After the certificate is issued to the master device 20, as a user registration step, the master device 20 accesses the key management server 30 and transmits the certificate to the key management server 30 (S130). That is, the user can connect to the key management server 30 through the master device 20 and transmit the certificate issued from the certification authority 10 to the key management server 30, It can be understood that the user of the device 20 is informed to the key management server 30 to request the key management server 30 to register the user.

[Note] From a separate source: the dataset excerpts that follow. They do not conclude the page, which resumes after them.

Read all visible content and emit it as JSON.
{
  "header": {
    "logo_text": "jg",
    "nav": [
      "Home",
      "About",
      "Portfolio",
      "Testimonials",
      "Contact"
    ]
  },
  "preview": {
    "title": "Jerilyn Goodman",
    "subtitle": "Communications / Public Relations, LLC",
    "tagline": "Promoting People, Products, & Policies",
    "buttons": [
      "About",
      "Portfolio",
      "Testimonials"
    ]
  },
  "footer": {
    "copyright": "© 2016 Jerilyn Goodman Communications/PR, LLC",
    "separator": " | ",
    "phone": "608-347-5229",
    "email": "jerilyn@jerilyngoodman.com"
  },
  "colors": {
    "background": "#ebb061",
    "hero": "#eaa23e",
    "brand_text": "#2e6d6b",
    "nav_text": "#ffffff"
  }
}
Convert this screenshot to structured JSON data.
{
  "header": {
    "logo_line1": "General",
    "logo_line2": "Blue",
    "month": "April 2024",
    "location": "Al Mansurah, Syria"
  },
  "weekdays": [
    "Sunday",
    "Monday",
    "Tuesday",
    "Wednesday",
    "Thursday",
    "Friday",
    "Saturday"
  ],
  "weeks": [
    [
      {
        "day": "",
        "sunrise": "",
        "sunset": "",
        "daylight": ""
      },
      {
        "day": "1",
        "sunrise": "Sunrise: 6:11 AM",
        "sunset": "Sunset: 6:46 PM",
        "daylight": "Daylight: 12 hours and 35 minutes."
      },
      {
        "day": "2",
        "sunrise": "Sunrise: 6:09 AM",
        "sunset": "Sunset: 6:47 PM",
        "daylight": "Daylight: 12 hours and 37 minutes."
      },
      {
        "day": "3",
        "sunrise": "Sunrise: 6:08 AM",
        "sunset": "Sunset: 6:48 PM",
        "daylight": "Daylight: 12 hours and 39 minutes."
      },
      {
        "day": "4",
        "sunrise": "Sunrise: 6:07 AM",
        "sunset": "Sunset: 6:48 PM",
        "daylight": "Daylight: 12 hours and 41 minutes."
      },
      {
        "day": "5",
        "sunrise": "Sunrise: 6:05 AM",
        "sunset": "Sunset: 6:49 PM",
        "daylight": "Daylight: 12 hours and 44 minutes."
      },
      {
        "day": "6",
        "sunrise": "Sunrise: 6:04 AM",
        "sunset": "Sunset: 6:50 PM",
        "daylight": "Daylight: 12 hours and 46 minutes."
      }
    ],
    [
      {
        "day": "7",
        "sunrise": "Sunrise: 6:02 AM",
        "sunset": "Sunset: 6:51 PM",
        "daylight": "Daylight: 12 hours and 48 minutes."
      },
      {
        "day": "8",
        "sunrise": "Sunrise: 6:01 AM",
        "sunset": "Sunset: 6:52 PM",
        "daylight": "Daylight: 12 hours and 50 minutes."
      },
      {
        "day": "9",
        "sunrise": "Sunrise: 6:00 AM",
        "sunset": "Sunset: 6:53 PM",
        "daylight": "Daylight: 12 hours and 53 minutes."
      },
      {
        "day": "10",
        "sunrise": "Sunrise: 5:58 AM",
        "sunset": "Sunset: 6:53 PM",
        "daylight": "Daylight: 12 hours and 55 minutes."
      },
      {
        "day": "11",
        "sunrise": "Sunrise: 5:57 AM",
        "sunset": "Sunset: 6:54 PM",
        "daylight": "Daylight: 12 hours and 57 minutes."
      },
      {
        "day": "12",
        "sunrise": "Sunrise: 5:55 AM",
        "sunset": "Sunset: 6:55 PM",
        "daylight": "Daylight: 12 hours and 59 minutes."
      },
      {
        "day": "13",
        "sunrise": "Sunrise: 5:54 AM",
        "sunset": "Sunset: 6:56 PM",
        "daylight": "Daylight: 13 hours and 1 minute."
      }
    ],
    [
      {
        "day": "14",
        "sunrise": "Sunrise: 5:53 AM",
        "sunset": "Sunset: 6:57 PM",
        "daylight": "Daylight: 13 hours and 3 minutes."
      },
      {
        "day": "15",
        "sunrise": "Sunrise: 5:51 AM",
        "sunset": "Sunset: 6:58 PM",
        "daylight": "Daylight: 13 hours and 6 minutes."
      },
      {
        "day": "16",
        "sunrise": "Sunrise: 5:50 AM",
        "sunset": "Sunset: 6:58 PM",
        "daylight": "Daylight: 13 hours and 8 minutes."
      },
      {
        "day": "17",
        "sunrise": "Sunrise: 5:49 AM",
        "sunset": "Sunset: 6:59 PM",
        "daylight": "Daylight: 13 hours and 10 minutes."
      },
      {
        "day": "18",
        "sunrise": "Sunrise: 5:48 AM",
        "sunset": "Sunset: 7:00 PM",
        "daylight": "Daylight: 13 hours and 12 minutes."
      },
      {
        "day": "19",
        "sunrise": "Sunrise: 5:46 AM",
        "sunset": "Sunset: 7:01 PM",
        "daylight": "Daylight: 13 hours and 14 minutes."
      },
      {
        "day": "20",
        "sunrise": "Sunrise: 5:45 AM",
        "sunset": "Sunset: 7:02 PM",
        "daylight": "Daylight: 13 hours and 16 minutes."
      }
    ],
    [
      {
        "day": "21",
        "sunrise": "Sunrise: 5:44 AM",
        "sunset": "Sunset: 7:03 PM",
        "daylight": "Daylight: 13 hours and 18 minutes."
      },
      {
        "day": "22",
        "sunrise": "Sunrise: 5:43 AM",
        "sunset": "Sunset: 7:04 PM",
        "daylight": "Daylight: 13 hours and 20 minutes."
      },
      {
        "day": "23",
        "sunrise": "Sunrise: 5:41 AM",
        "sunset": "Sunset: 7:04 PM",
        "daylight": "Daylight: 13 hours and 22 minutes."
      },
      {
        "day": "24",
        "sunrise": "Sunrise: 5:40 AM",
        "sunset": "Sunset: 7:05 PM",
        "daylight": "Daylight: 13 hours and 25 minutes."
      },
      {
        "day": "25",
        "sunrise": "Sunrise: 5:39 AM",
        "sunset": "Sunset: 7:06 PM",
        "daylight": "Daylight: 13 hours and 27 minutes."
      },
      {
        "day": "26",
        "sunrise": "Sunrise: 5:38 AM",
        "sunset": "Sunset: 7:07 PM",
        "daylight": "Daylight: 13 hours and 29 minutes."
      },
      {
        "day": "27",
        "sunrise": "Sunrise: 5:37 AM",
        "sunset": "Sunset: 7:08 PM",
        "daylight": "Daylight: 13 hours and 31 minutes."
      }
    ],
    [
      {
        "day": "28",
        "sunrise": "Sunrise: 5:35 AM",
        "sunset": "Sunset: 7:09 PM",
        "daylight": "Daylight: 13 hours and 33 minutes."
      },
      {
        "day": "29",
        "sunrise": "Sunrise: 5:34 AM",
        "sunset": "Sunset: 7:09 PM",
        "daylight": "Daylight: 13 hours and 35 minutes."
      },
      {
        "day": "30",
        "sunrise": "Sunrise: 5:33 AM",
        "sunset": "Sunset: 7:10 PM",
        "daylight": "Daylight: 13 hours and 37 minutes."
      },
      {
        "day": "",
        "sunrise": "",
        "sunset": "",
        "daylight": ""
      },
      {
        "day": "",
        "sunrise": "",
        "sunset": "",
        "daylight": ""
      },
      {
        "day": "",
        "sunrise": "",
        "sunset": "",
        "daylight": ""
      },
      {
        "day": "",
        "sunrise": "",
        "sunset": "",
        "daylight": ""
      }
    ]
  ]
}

The certificate transmitted to the key management server 30 may be stored in a user account database (not shown) of the key management server 30. [ Specifically, when the master device 20 is connected to the key management server 30, the key management server 30 can execute a program for creating a user account and provide it to the screen of the master device 20 . The key management server 30 creates a user account in the database in accordance with user information (for example, a user ID and a password) input through a keypad or a touch pad of the master device 20, The certificate can be stored in. When the key management server 30 is configured to store a certificate in a user account, a plurality of users may use the key management server 30 together to store their respective user information in a separate storage space So that efficient key management becomes possible.

On the other hand, when the key management server 30 receives the certificate from the master device 20, the validity of the certificate can be verified. Validation of the certificate can be done using the public key of the certification authority 10. The key management server 30 may store the certificate in the user account only when it is determined that the certificate is valid through the certificate verification, and may not store the certificate otherwise. The key management server 30 verifies the validity of the certificate in this way, so that the additional device 40, which downloads the certificate and the self-extended certificate in the future, can provide a reliable user authentication to the external device 50.

After the certificate is transmitted to the key management server 30, the certificate is transmitted to the additional device 40 and the self-extended certificate is issued. The certificate is transmitted to the key management server 30 through the device registration request step, The device registration completion step is performed.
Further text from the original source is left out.